The week’s milestones. Ten days of anxiety, ‘sectoral surge’ and not-so-fresh secrets

18:25, 06.05.2015
2 min. 140

The first ten days of May Ukraine routinely result in anxiety in Ukraine. The “Right Sector” decided to remind us of itself and of its unique status, but the response wasn’t good. Meanwhile, Dmytro Firtash was broadcasting his not-so-fresh secrets from Vienna.

Long gone are the times when early May was associated in Ukraine solely with family BBQs and random garden work. Since the beginning of the conflict in the Donbas, holidays have been causing increased public tension. The actions by Russia-backed militants are the best evidence of this, as any agreements are less valued than the guidance of their Moscow “supervisors.” Even not so particularly observant observers from the OSCE mission have started to report the shelling of Ukrainian positions with the use of the weapons that should have been withdrawn according to the Minsk ceasefire agreements. The resumption of hostilities in the Donetsk and Luhansk regions is seen as possible - the process of transfer of military equipment and putting together militant combat groups with the assistance of Russian military is quite alarming.

Petro Symonenko was soaked in kefir / Photo UNIAN

The May 1 celebrations in Ukraine saw no serious incidents. The communists’ speeches were rambling, and the most notable event involved Petro Symonenko [leader of Ukraine’s Communist Party] being soaked in kefir during a rally in the capital Kyiv. The chief of communists seems to have lost his spirits, while not being able to squeeze in any hint of protecting national interests in his political agenda. Odesa marked the anniversary of the tragic events in the House of Trade Unions without undue disruption. But in any case, law enforcement agencies shouldn’t sleep behind the wheel, because public disorder in the country’s capital and large cities perhaps have a greater value than a military offensive, according to the laws of hybrid wars.


Meanwhile, the Right Sector organization has reminded everyone of its existence and its special status by organizing a protest rally outside the Presidential Administration. The reason – military roadblocks that appeared around the rear base of this volunteer corps. Some activists saw this as an attempt to disarm the combat units. It is worth noting that the negotiations on the issue of the Right Sector joining the units of Ukraine’s Armed Forces or the National Guard have been continuing for quite a while with varying degrees of success.
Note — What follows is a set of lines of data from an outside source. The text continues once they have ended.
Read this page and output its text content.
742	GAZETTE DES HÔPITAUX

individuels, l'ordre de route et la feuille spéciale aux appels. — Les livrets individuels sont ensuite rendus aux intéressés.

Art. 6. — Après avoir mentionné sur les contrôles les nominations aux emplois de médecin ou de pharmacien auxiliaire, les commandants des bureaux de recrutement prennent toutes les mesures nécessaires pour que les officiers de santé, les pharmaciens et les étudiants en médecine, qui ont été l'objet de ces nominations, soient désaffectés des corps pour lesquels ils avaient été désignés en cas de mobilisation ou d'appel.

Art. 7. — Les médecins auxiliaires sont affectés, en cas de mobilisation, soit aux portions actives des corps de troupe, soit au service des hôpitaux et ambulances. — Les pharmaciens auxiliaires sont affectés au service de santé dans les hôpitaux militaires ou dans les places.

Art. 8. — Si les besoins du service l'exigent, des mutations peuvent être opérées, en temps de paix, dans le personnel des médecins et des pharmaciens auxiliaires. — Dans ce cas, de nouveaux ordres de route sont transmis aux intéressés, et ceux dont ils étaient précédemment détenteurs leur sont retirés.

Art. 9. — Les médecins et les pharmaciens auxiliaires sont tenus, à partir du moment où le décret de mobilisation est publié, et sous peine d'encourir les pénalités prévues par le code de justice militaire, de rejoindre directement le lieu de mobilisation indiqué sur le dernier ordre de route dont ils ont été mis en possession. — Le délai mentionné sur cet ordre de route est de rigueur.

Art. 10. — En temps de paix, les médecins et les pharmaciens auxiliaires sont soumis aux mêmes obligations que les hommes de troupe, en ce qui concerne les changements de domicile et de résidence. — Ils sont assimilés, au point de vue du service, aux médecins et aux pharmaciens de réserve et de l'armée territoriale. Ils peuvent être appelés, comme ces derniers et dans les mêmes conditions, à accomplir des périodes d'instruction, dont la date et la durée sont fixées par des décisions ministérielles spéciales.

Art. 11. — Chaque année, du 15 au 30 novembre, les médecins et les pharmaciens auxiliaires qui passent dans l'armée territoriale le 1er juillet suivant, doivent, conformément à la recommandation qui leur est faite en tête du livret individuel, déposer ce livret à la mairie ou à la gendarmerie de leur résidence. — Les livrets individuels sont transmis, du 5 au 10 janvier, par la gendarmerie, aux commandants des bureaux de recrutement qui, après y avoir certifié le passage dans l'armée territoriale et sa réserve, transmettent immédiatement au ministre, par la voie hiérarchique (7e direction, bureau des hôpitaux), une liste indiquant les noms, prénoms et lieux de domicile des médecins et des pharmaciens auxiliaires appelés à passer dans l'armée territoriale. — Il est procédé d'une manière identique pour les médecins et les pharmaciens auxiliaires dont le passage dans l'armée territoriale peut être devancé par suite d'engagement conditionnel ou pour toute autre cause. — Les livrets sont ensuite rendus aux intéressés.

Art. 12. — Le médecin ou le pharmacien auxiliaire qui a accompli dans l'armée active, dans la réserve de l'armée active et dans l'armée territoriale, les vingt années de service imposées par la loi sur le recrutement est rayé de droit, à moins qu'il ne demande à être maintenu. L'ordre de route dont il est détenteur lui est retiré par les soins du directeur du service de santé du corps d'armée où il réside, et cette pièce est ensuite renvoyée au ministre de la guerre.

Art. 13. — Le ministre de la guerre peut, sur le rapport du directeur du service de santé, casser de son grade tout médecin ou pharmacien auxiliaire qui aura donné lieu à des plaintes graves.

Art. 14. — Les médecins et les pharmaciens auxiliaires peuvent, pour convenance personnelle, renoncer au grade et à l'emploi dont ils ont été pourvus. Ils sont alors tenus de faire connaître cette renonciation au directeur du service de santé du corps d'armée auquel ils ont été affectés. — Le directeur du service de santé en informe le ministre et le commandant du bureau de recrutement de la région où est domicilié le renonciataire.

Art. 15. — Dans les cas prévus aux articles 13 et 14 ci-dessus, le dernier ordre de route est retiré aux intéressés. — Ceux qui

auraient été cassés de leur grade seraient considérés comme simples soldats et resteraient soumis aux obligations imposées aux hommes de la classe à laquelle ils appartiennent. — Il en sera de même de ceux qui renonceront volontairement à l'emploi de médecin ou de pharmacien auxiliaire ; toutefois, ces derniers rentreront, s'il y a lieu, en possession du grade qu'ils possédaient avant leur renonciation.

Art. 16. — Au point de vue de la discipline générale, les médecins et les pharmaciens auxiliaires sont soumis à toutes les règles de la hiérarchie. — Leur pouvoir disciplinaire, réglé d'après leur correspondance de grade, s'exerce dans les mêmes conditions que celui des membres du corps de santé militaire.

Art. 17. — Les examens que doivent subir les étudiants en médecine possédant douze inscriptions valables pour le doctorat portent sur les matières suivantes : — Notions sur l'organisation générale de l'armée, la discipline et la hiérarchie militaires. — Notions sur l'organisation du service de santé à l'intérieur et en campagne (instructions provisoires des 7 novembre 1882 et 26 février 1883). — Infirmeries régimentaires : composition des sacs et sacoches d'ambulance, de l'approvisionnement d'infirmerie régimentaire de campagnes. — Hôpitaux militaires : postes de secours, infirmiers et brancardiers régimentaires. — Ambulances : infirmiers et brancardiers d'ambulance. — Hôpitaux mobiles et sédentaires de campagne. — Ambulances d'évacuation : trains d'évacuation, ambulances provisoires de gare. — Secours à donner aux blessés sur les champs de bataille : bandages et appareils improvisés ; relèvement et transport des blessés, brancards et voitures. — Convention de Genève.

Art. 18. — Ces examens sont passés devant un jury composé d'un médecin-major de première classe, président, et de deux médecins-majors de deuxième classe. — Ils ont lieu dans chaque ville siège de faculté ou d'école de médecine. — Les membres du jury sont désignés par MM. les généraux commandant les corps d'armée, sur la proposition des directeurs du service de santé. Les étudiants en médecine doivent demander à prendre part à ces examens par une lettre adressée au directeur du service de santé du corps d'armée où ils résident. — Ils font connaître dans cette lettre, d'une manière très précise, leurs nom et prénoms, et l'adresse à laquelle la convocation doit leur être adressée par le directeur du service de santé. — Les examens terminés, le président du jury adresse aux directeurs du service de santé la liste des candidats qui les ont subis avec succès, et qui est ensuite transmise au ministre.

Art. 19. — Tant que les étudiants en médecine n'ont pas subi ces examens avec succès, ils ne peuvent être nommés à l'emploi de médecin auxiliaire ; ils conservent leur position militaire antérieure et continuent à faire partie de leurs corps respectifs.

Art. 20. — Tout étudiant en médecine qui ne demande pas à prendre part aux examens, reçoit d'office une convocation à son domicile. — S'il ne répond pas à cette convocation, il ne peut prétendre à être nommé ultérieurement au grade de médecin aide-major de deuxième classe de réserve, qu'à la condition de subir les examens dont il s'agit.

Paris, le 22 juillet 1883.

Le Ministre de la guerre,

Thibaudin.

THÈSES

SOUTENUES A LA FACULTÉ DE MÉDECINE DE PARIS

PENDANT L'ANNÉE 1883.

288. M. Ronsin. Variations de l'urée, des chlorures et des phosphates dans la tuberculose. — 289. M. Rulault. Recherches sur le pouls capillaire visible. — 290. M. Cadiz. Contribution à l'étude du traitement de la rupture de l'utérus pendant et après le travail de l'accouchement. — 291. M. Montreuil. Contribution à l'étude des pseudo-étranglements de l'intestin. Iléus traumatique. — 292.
Obviously, volunteer battalions played a crucial role a year ago, during the formation of the Army, but today the unity of command principle in the armed units under the Ukrainian flag is of a military and of international political importance. Right Sector leader Dmitry Yarosh and others, if they claim to have any influence over the military-political force, must be engaged in a dialogue not only with the General Staff, but also within the framework of the organization itself. The incident involving the illegal detention of a group of volunteer medics by a Right Sector unit is unlikely to benefit the organization in terms of mobilizing favorable public opinion.


While in Vienna, Dmytro Firtash has proved that not so fresh, but quality packed, secrets still have some value. The first round of his struggle to prevent his extradition to the United States can be considered successful, but a sequel is in the works. The Ukrainian oligarch tried to fit multiple components into his public image: a consistent opponent of Yulia Tymoshenko, a critic of Viktor Yanukovych, a patron of both Petro Poroshenko and Vitali Klitschko, and also Arbiter of the Destiny of the Ukrainians. I think that it’s only modesty and lack of any significant experience in the field of public policy that prevented Dmytro Firtash from mentioning his intimate contacts with the Kremlin and long-term cooperation with Sergei Lyovochkin. Playing a victim of political persecution, Firtash was convincing enough to the Austrian judge, but is unlikely to allow him to victoriously return to Ukraine. That is, of course, in a political sense. At least, Petro Poroshenko has taken action by signing the law “On the Natural Gas Market”. It also seems that the members of the Opposition Bloc tend to be more comfortable with Firtash as some “distant relative” abroad, than with him as a general sponsor interfering with the bloc’s work.